Merkez Bankası’nın yaptığı araştırmada dikkat çekici bir başka husus daha bulunuyor. Şöyle ki 2017 yılında 1600 ilâ 4 bin lira aralığında bir ücretle çalışan 8,3 milyon kişi olduğu söyleniyor. Şöyle düşünelim; o dönem 4 kişilik bir ailenin yoksulluk sınırı 5,300 lirayken o ailenin sadece mutfağına girmesi gereken para 1600 liraydı. Asgari ücret ise tam anlamıyla sefalet ücreti olarak 1404 lira olarak belirlenmişti. Bu durumda asgari ücret bandının üzerinde ücret alan grup için alt sınırın 1600 liradan başlatılması aldatmacadan başka bir şey değildir. Ücret aralığı 1600 liradan başlayan 8,3 milyon kişinin önemli bir kısmının ücretinin bu aralığın en alt seviyelerinde olduğunu tahmin etmek güç değildir. Araştırmada ayrıca 2017 yılı gelir seviyelerine göre ortaya çıkan oransal dağılım 2019 asgari ücret seviyesine göre uyarlanıyor ve bugün 2 bin 20 liralık asgari ücrete rağmen 2 milyondan fazla işçinin aylık 1726 liranın altında bir ücretle çalıştırıldığı söyleniyor.

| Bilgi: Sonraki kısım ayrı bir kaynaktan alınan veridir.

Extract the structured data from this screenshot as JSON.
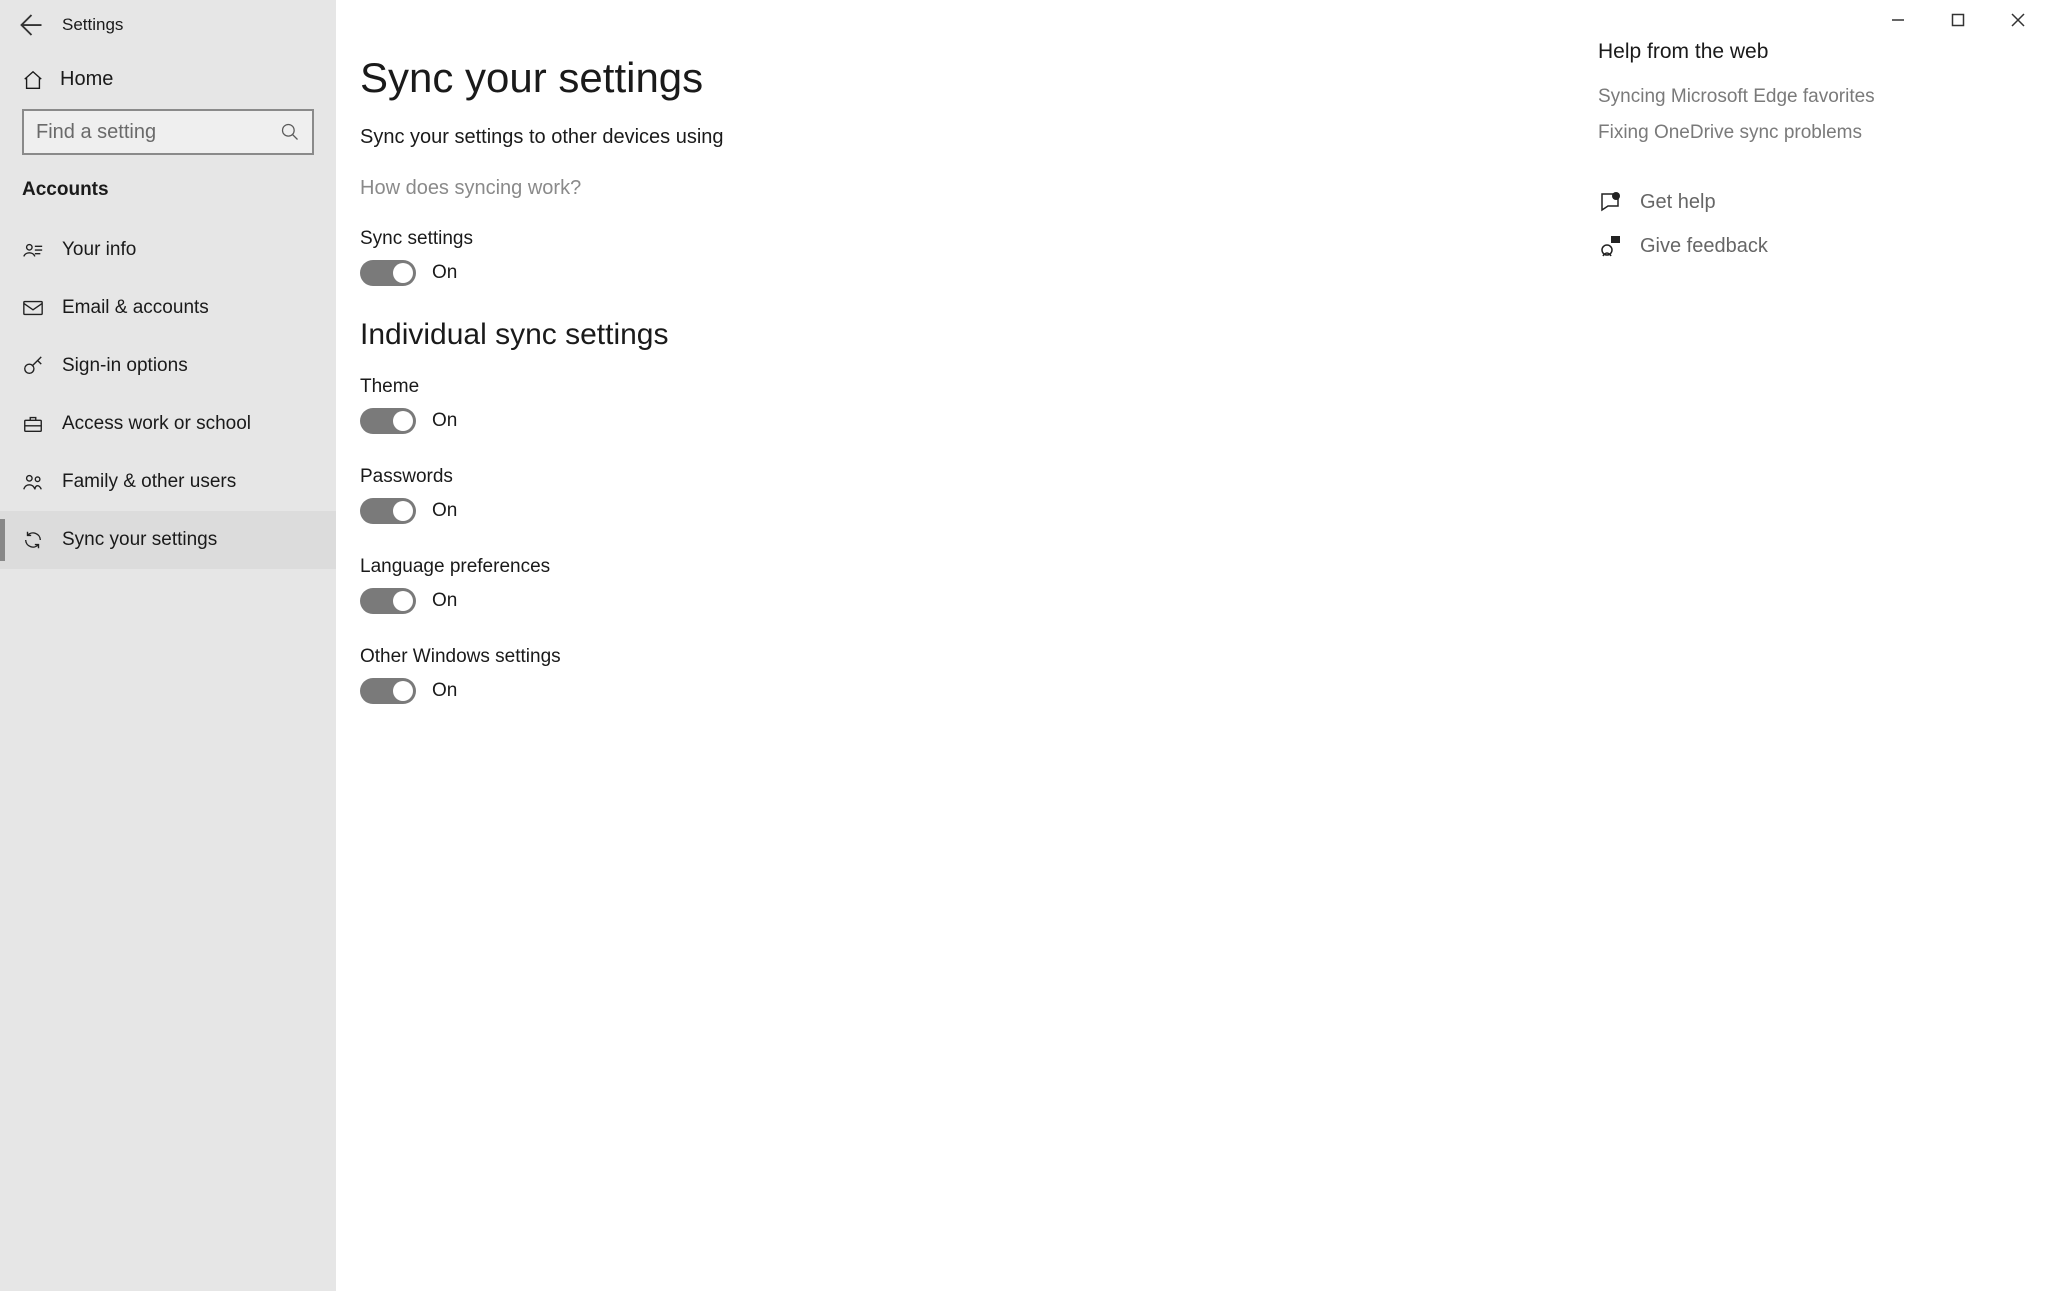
{
  "window": {
    "title": "Settings"
  },
  "sidebar": {
    "home_label": "Home",
    "search_placeholder": "Find a setting",
    "section_label": "Accounts",
    "items": [
      {
        "label": "Your info"
      },
      {
        "label": "Email & accounts"
      },
      {
        "label": "Sign-in options"
      },
      {
        "label": "Access work or school"
      },
      {
        "label": "Family & other users"
      },
      {
        "label": "Sync your settings"
      }
    ],
    "active_index": 5
  },
  "main": {
    "title": "Sync your settings",
    "intro": "Sync your settings to other devices using",
    "how_link": "How does syncing work?",
    "sync_settings": {
      "label": "Sync settings",
      "state": "On"
    },
    "individual_title": "Individual sync settings",
    "individual": [
      {
        "label": "Theme",
        "state": "On"
      },
      {
        "label": "Passwords",
        "state": "On"
      },
      {
        "label": "Language preferences",
        "state": "On"
      },
      {
        "label": "Other Windows settings",
        "state": "On"
      }
    ]
  },
  "right": {
    "help_title": "Help from the web",
    "links": [
      "Syncing Microsoft Edge favorites",
      "Fixing OneDrive sync problems"
    ],
    "get_help": "Get help",
    "give_feedback": "Give feedback"
  }
}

Egemenlerin ülkenin büyümesiyle övünmemizi istediği 2017 yılında dahi işçilere sefalet ve açlık dayatılmış durumdayken, içinden geçtiğimiz ekonomik kriz sürecinde tablo daha da vahimdir. Sözde asgari ücret AGİ dâhil 2020 seviyesine getirildi fakat her şeyden önce işçilerin alım gücündeki kayıplar telafi edilmedi. Pek çok işyerinde sigortalı olsun olmasın asgari ücretin altında bir ücretle milyonlarca işçinin çalıştırıldığı biliniyor. Kriz derinleştikçe patronlar sömürünün dozunu arttırmaya, krizin olumsuz faturasını biz işçilerden çıkarmaya çalışıyor. Biz işçilere kenetlenmekten ve mücadele etmekten başka seçenek kalmıyor.